Many of the families Carol spoke to are looking for housing, but there is nothing available to buy and the skyrocketing rents in Maine have been too prohibitive to afford.
“They’re stuck. Vouchers have run out, and hotels that previously housed some of my clients have closed,” said Caroll.
Breithaupt said while the housing market has been tight for more than a decade, the massive influx of newcomers to Maine as a result of the COVID-19 pandemic put a further strain on housing and rental resources.
“You can put two and two together,” she said. “A rent that was $800 per month pre-pandemic is now $1,600 a month. How can anyone afford that?”
“The other problem that wasn’t necessarily COVID-19-related was the rise of Airbnb properties,” said Caroll. “There were a lot of smaller, lower-income rental properties we saw turn into Airbnbs over the summer. They figured they could get more money renting the unit for three months and close it up the rest of the year. It took away a lot of housing for low-income families.”

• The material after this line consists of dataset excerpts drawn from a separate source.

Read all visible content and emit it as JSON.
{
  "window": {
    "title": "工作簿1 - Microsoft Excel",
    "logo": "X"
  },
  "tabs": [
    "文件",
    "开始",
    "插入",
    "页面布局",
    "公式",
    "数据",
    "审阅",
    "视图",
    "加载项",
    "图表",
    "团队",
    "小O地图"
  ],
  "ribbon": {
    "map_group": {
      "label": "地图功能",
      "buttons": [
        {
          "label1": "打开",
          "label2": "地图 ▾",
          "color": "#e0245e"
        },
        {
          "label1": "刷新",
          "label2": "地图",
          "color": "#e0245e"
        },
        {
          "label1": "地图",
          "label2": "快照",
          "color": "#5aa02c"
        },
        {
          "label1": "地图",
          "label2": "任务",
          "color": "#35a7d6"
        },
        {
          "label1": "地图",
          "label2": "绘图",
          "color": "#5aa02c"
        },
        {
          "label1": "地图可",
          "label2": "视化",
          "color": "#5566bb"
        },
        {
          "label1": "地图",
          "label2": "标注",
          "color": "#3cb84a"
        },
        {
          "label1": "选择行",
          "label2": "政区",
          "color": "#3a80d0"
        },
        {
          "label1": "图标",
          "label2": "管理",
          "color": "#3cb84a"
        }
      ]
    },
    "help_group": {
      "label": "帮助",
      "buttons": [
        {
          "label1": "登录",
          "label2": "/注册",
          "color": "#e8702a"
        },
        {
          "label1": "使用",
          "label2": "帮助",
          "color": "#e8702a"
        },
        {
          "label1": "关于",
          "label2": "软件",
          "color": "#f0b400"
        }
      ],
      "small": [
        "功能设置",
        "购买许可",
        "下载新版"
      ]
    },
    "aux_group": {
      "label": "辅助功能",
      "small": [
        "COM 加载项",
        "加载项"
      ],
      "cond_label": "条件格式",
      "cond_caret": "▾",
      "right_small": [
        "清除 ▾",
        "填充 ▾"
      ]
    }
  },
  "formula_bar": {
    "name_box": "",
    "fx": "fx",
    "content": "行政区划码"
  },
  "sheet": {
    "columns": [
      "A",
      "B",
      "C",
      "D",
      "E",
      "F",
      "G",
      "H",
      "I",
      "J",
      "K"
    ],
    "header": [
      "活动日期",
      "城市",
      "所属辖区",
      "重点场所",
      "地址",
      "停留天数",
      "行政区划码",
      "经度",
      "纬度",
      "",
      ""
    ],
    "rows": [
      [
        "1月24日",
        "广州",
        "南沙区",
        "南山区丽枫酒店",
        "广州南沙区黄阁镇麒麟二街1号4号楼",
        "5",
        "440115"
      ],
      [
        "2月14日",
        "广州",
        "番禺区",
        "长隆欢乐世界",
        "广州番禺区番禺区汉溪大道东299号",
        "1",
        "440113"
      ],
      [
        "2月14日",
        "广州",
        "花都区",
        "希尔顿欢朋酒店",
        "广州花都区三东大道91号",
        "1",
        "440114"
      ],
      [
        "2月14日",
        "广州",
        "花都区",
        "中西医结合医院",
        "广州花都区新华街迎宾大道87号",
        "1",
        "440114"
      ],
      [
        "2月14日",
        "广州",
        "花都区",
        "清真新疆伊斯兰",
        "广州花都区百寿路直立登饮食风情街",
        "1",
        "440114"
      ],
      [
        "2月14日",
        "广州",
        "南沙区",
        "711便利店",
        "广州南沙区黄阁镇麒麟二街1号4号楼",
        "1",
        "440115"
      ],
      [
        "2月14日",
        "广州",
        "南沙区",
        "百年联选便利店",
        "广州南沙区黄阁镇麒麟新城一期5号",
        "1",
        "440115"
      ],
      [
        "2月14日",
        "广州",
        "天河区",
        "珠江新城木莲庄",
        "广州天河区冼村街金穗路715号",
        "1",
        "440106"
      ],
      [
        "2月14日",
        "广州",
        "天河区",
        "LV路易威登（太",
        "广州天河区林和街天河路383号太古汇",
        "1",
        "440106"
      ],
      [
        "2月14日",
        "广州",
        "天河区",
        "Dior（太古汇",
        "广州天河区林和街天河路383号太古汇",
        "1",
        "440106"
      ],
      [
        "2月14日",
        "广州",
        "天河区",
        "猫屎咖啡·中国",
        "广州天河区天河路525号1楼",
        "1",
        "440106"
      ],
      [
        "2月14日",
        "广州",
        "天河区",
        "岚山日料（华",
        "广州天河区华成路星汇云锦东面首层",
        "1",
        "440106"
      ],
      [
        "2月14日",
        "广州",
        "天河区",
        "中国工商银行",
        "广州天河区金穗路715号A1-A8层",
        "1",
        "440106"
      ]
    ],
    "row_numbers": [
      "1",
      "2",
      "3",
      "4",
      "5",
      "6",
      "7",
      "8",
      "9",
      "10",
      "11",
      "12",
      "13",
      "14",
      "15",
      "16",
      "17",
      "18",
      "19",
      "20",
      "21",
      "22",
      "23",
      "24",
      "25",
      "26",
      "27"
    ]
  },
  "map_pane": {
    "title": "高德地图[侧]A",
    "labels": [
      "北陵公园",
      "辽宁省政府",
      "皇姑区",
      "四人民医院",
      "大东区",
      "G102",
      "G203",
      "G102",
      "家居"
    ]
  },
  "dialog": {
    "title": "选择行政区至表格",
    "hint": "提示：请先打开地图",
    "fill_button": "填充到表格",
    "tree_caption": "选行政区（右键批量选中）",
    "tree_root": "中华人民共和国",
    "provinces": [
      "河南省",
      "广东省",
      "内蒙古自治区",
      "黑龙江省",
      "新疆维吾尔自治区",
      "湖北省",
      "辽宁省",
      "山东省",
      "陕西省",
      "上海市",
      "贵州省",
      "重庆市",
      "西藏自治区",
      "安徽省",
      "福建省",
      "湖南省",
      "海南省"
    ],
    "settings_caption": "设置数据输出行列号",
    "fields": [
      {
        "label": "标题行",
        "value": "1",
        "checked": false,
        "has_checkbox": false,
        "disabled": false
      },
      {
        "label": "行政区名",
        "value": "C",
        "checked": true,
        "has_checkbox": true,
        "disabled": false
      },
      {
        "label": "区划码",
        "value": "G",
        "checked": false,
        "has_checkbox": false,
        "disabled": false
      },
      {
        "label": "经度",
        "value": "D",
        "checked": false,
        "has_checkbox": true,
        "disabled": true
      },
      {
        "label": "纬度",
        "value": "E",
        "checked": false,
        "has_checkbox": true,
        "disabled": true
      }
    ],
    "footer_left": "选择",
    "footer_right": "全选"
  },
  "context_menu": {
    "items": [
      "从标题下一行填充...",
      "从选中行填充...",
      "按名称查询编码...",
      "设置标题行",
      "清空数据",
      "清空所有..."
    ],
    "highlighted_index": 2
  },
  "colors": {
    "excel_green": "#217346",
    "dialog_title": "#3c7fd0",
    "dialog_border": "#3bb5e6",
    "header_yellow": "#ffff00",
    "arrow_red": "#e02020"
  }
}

The van of supplies is providing a much-needed resource to these families during the winter.
“One family we just visited experienced the joy of being able to pick out what they wanted, such as toothpaste,” said Caroll. “They were excited to have blankets and food. When we’re there, we’re also giving them information on how to access more help through Healthy Lincoln County. One elderly disabled gentleman had no idea that we could have meals delivered to him. The look of relief on his face when we told him there was a meal delivery service available and if he couldn’t get out to the soup kitchen, we’d bring it to him—that moment really stuck with me. ”
Through casual observation, Caroll and Breithaupt have noted that some of these families are living without heat, or if they have heat, it’s jury-rigged, sometimes dangerously, from temporary tanks into the camper.
“There are a lot of tarps strewn over the tops of the campers to keep out the snow and often, people use whatever insulating material they can find to stuff up under and around the camper,” said Breithaupt.
Breithaupt said that the solutions to finding housing for low-income earners are still not on the horizon, although it’s been at the forefront of every social service agency’s agenda.
“There are tiny-housing communities that are on the horizon in some parts of Maine,” she said. “I’ve gone to Rotary meetings and asked members if they have in-law apartments they’re not using that could be re-purposed as short-term housing.”
For now, it’s just Mainers making do, as they’ve done for centuries, surviving, getting by.